I’m grateful for any help as I’m completely new to this hobby. I started to have aquariums in order to save my trapdoor snails while over wintering. On a live and learn bases finally i got the basics regarding establishing a new tank. I have a 10G ans a 30G. While the both tanks finally finished cycling, now i have a new problem. The nitrate went to 0 in both tanks and according to the postings i see, it’s not necessarily a good thing. In addition, the phosphate rose in both tanks to app. 2ppm. To make things worst, in my 30G, brown algee developed that i can’t get rid of. I bought the silica media filter, did regular water changes but nothing seems to work. I have 5 Glow Tetras and 2 Guramis along with the trapdoors in the 10, and 2 Pleco, 2 Guramis, 3 long fin Tetras and a Platy in the 30. I have lots of plants in both tanks, along with lava rock.

Hi Gaby,

Welcome to the hobby. Fish keeping is all about live and learn education, so you’ll do well here 🙂

Zero nitrate on it’s own isn’t necessarily cause for concern, as long as ammonia and nitrite are not rising. In most cases I have advised, the cause of nitrates hitting zero was the test kit not being used/read correctly.

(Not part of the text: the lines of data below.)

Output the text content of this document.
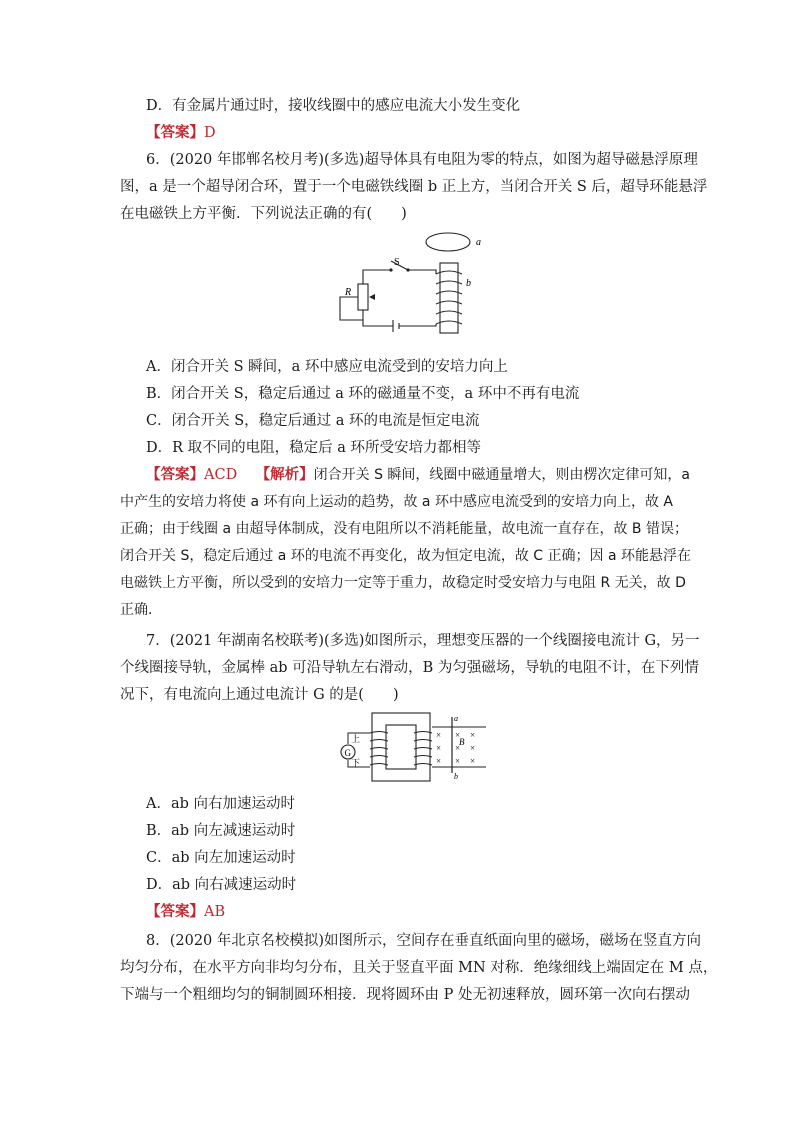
D．有金属片通过时，接收线圈中的感应电流大小发生变化
【答案】D
6．(2020 年邯郸名校月考)(多选)超导体具有电阻为零的特点，如图为超导磁悬浮原理
图，a 是一个超导闭合环，置于一个电磁铁线圈 b 正上方，当闭合开关 S 后，超导环能悬浮
在电磁铁上方平衡．下列说法正确的有(　　)
a
b
S
R
A．闭合开关 S 瞬间，a 环中感应电流受到的安培力向上
B．闭合开关 S，稳定后通过 a 环的磁通量不变，a 环中不再有电流
C．闭合开关 S，稳定后通过 a 环的电流是恒定电流
D．R 取不同的电阻，稳定后 a 环所受安培力都相等
【答案】ACD 【解析】闭合开关 S 瞬间，线圈中磁通量增大，则由楞次定律可知，a
中产生的安培力将使 a 环有向上运动的趋势，故 a 环中感应电流受到的安培力向上，故 A
正确；由于线圈 a 由超导体制成，没有电阻所以不消耗能量，故电流一直存在，故 B 错误；
闭合开关 S，稳定后通过 a 环的电流不再变化，故为恒定电流，故 C 正确；因 a 环能悬浮在
电磁铁上方平衡，所以受到的安培力一定等于重力，故稳定时受安培力与电阻 R 无关，故 D
正确．
7．(2021 年湖南名校联考)(多选)如图所示，理想变压器的一个线圈接电流计 G，另一
个线圈接导轨，金属棒 ab 可沿导轨左右滑动，B 为匀强磁场，导轨的电阻不计，在下列情
况下，有电流向上通过电流计 G 的是(　　)
G
上
下
a
b
×
×
×
×
×
×
×
× ×
B
A．ab 向右加速运动时
B．ab 向左减速运动时
C．ab 向左加速运动时
D．ab 向右减速运动时
【答案】AB
8．(2020 年北京名校模拟)如图所示，空间存在垂直纸面向里的磁场，磁场在竖直方向
均匀分布，在水平方向非均匀分布，且关于竖直平面 MN 对称．绝缘细线上端固定在 M 点，
下端与一个粗细均匀的铜制圆环相接．现将圆环由 P 处无初速释放，圆环第一次向右摆动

Are you reading the results in natural daylight? Otherwise, I would take a sample of your water to your local fish store (not big box chain like petsmart or petco) and you test the water with your kit alongside them, this way they can advise you on why there may be a discrepency. It may not be your kit, but I always like to get this one out of the way first as it’s the most common cause for error.

Brown algae is common in new tanks, especially if they have just finished cycling. It usually goes away on it’s own but this can take a couple of months. Since it can be such a big battle, usually just take a wait and see approach rather than buy products to fix it.

Also, if those are common pleco, the 30 gallon is probably a too small for them.

Ammonia and nitrate go to zero after 24 hrs. Cycle complete. I’m not adding fish for a couple weeks. Do I change the water before I do daily dosing with ammonia? Or wait til right before I add fish? And what percentage of water should be changed out?
Also daily dosing is that done at full dose or half dose of ammonia? Thanks!!!

Hi Kay,

Congrats on finishing the cycle! You change enough water to get nitrates back down under 10. If it’s not for a couple of weeks, you will likely need to do a couple of water changes until then since your nitrates will shoot off the charts. Half dose until you are ready to add fish then repeat final step.

Hello our nitrite levels were at a 3.0 then we did a 30% water change and it still is at a 3.0 what can we do to take it out of the stress level

Hi Kia,

A greater water change will do the job. a 50% water change would cut 3 ppm to 1.5 ppm and so on.